Pobres são aqueles que por gostarem de um desporto em apenas se tem que dar pontapés numa bola de um lado para o outro, alimentam esta gente…
Af2711
Eu gostei do Mundial, e discordo frontalmente do argumento de que não há um respeito pelos clubes porque o torneio foi realizado em novembro/dezembro. Afinal, quando é a melhor altura a se jogar futebol? Se no fim da época estão todos desgastados já acontecem reclamações, a meio de época a reclamação é que os jogadores chegarão desgastados? Difícil de concordar porque as lesões podem acontecer a qualquer momento (Nkunku num treino, ou Neuer num momento fora dos treinos). Até acho que o Mundial ficou demasiado colado aos jogos de clubes e poderiam ter pensado melhor isto (talvez algumas das ausências que tivemos pudessem ser evitadas com um planeamento e as seleções com um tempo mais equânime de trabalho).
Amigos e bola
Arbitragens fraquinhas, verdade. Mas foi um bom Mundial, ao fim ao cabo.
Rui Costa
O texto é claro sobre o que foi este Mundial, este comentário só consegue dar enfase ás arbitragens…
Há coisas mais importantes e isto foi uma prova da hipócrisia da sociedade em que vivemos, em troca de uns dolares os direitos (todos e mais alguns) sao ignorados
Amigos e bola
Quais direitos? Os do Catar? Queres que eles pensem como nós, é isso?
Sodogodo
Quero, quero que respeitem os direitos humanos, sim, como quero que todos os países os respeitem também. É assim tão difícil perceber? Respeitar o básico, não é cultura que estamos a falar. Nunca existiu tanta a morte a organizar um evento como este Mundial, a construir puto de estádios. Quero que todos respeitem o básico e não se normalize censura, só para que se organize um Mundial de futebol. É assim tão dificil lá chegar?
Amigos e bola
Mas para eles tu é que não respeitas os direitos humanos ao permitires o casamento homossexual.
Tens de perceber o mundo como uma entidade heterogênea, com vários credos.
Chega de pensar no mundo na perspectiva ocidental.
Rui Costa
Desculpa lá se eu acho que estou certo por considerar a mulher ter os mesmos direitos e deveres do que eu…

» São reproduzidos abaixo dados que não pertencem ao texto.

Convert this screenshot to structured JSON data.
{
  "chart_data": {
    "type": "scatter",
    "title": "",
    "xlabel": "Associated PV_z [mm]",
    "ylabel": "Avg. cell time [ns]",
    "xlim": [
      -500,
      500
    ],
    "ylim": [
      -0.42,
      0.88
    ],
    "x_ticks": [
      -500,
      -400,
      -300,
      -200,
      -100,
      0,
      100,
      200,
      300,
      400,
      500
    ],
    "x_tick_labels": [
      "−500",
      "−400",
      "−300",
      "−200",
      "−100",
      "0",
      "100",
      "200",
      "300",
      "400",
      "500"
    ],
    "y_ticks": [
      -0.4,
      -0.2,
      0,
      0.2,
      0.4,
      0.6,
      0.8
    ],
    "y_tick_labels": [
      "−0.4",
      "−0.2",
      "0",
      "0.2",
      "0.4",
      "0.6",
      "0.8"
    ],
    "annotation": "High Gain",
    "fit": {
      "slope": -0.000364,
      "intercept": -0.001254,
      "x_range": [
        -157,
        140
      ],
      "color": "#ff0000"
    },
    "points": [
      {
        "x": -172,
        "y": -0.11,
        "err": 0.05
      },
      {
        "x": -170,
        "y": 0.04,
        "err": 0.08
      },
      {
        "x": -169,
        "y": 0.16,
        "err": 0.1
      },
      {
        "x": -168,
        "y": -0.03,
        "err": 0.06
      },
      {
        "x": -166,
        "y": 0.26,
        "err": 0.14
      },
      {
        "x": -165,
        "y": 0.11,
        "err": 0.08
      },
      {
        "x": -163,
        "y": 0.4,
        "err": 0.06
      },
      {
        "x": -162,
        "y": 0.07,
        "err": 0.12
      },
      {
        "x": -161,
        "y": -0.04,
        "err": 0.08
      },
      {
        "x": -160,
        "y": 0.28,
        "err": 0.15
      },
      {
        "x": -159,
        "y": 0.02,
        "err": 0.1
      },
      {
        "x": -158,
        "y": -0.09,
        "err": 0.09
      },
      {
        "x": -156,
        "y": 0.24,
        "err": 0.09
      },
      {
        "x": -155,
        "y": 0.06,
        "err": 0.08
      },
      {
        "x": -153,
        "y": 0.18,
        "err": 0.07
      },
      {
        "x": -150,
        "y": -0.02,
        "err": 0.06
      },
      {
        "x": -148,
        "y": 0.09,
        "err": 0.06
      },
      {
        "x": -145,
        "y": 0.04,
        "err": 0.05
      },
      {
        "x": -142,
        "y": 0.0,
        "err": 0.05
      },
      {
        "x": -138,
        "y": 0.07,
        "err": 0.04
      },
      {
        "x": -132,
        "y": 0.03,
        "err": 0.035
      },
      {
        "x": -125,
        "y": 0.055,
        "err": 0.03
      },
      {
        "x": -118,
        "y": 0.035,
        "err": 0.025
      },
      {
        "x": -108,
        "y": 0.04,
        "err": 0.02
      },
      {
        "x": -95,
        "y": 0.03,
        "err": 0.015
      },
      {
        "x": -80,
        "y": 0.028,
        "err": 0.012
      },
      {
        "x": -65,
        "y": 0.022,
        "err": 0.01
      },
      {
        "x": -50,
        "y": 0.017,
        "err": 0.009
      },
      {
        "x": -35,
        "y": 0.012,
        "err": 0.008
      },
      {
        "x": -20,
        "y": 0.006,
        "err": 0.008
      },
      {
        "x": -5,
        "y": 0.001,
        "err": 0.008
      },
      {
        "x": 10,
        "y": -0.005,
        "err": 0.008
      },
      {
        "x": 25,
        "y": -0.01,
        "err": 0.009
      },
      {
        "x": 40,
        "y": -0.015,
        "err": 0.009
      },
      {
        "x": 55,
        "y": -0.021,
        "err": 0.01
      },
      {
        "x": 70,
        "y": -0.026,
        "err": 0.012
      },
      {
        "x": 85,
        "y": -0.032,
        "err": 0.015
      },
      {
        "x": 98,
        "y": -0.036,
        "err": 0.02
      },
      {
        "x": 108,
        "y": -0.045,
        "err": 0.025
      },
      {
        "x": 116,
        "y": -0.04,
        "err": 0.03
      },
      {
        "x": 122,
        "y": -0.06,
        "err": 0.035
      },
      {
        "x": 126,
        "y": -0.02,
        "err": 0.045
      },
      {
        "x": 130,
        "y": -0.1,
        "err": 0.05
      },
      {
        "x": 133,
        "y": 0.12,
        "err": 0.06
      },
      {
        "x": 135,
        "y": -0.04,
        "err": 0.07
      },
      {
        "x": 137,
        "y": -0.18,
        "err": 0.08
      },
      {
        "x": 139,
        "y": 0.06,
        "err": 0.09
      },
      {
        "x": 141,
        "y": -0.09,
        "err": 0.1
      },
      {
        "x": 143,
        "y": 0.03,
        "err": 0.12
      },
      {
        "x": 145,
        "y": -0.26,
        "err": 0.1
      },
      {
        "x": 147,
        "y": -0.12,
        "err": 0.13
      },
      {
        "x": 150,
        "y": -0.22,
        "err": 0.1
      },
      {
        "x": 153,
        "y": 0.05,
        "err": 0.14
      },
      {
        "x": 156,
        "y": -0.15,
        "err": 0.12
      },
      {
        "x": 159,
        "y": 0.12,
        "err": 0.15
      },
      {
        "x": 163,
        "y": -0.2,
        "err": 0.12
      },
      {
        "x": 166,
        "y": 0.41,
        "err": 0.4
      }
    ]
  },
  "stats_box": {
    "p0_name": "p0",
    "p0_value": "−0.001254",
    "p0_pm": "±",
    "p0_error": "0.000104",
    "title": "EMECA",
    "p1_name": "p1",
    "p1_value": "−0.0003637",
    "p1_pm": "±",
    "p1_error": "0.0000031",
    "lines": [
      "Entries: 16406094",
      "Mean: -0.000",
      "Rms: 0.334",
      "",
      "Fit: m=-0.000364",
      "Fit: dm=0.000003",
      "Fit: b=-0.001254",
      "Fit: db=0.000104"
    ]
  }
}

Eles até podem manter as leis deles nao devem é ter eventos destes para fazer o famoso sportswashing.
Este mundial foi uma vergonha de um senhor que diz barbaridades como fazer um na Coreia do Norte ou ser vitima de bulling por ser ruivo, e estao estas bestas à frente de instituiçoes que movem milhoes de pessoas e de euros…
Podia ter sido o mais bem organizado de sempre que para mim continuaria a ser uma vergonha!
bpstp
Acho o texto muito injusto com o Catar.
Concordo que em tempos de arbitragem foi mau mas isso já é normal nos Mundiais. Em 2002 foi bem pior ao meu ver.
Foi um Mundial muito bem organizado pese embora a sua atribuição ter sido manipulada. Como disse o afrotuga jogador de Catar “as pessoas têm que cá vir antes de falarem”. Viu-se claramente Ocidente dizer as maiores barbaridades do Catar como se fossem algum regime ditatorial. Vejam os comentários dos jornalistas que lá estiveram. Todos falaram bem. A adepta de Croácia andou “nua” e não se passou nada. Outro invadiu o campo foi só detido. Ainda há dias viu-se a tentativa de CS ocidental colar a morte do jornalista durante o jogo com o facto de Catar ter alguma coisa a ver.
Sodogodo
O Catar é um regime ditatorial e os jornalistas por todo o mundo têm feito críticas à competição. Um dos que mais criticava morreu.